Chicken meaballs in tomato sauce on parsnip puree
Good meatballs depend on two things - the seasoning and the browning of the meat. Getting as much colour as possible into the meat at the start makes a world of difference to the finished dish.
|200 g||Chicken mince|
|3 stalks||Fresh parsley|
|1 to taste||Salt and freshly ground black pepper|
|2 Tbsp||Olive oil|
|2 Tbsp||Unsalted butter|
|400 g||Crushed tomatoes|
|200 ml||Chicken stock|
- Finely chop the onion and garlic. Place in a bowl with the chicken and breadcrumbs.
- Grate the lemon zest and add to the bowl, then cut the lemon in half and squeeze out the juice.
- Strip the leaves from the parsley stalks, then coarsely chop and stir into the mix. Season generously with salt and pepper and mix thoroughly.
- Make about 10 small, roughly shaped balls. Roll them in the flour.
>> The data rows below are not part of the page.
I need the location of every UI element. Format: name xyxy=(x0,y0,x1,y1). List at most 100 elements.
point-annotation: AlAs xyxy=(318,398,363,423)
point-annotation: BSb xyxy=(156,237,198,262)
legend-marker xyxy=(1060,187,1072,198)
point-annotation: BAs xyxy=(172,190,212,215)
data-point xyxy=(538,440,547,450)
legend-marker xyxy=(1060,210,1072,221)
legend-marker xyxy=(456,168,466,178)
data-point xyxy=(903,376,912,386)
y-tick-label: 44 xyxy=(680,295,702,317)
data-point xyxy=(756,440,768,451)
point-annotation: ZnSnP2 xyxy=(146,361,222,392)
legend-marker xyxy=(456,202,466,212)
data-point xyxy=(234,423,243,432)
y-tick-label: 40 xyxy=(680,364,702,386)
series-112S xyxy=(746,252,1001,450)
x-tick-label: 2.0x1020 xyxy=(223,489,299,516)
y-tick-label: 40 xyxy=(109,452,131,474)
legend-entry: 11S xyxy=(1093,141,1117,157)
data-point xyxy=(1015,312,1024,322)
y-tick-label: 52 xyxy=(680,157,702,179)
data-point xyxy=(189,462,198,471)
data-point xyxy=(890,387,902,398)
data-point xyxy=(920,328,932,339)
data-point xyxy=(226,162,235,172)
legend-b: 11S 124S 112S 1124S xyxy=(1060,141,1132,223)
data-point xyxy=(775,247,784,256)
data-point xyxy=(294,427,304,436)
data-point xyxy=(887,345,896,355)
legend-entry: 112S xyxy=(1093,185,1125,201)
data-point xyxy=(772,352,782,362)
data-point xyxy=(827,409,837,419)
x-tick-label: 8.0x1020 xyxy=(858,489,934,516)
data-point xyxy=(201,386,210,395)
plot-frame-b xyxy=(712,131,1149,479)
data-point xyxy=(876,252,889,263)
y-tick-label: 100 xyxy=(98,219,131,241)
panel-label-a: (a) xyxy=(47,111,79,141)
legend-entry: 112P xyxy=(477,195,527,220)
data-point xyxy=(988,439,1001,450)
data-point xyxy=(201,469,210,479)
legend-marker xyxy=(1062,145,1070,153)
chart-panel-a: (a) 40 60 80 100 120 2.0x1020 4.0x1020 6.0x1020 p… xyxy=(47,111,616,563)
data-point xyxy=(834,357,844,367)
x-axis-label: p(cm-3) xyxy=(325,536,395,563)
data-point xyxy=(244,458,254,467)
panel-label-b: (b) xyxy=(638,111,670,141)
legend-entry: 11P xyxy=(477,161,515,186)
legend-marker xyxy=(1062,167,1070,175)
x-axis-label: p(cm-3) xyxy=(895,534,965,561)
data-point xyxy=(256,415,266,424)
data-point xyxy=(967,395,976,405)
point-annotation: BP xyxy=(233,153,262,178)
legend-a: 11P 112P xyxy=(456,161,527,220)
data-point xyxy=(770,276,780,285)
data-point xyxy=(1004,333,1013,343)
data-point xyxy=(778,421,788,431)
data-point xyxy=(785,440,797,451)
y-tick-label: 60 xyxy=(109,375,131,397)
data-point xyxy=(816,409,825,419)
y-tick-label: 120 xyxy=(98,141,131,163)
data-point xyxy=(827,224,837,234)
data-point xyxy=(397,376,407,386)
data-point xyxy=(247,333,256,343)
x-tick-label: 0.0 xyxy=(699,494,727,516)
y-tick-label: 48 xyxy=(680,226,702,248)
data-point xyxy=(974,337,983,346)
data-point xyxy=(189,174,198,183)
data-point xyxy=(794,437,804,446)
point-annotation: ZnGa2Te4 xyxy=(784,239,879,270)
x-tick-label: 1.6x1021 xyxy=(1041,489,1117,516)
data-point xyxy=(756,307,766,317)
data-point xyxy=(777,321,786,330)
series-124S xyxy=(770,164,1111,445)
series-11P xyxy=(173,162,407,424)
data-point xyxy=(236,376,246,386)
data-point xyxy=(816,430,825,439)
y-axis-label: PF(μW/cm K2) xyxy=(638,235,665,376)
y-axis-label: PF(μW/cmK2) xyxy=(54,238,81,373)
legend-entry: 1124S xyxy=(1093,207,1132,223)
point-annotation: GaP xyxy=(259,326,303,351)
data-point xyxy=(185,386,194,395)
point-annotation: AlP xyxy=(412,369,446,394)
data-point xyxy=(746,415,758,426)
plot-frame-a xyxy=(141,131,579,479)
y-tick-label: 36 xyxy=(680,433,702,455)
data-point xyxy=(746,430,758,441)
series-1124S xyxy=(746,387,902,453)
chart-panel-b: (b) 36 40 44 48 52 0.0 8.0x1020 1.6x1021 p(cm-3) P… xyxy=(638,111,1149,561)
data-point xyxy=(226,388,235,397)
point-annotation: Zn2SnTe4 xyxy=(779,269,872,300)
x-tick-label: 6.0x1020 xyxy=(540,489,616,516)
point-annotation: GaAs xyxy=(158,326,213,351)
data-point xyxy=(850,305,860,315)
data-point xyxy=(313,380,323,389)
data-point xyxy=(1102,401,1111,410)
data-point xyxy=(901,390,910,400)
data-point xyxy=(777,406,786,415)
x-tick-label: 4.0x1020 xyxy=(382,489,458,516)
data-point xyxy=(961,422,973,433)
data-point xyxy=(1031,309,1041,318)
Meanwhile, heat the oil and butter in a frying pan.
- When hot, fry the meatballs until crispy and golden. Lower the heat and pour in the tomatoes and stock.
- Simmer for 6-8 minutes, season with salt and pepper. Serve the meatballs on top of the parsnip purée with pan juices spooned over the top.
- To make the purée, place the parsnips (peeled and diced) and bay leaves in a saucepan with enough milk to cover them.
- Bring to a simmer and cook for 30 minutes or until tender. Strain the parsnips, reserving the milk but discarding the bay leaves.
- Put the parsnips into a food processor and blend until smooth, adding the butter and just enough milk to make a velvety purée. Season lightly with salt and pepper.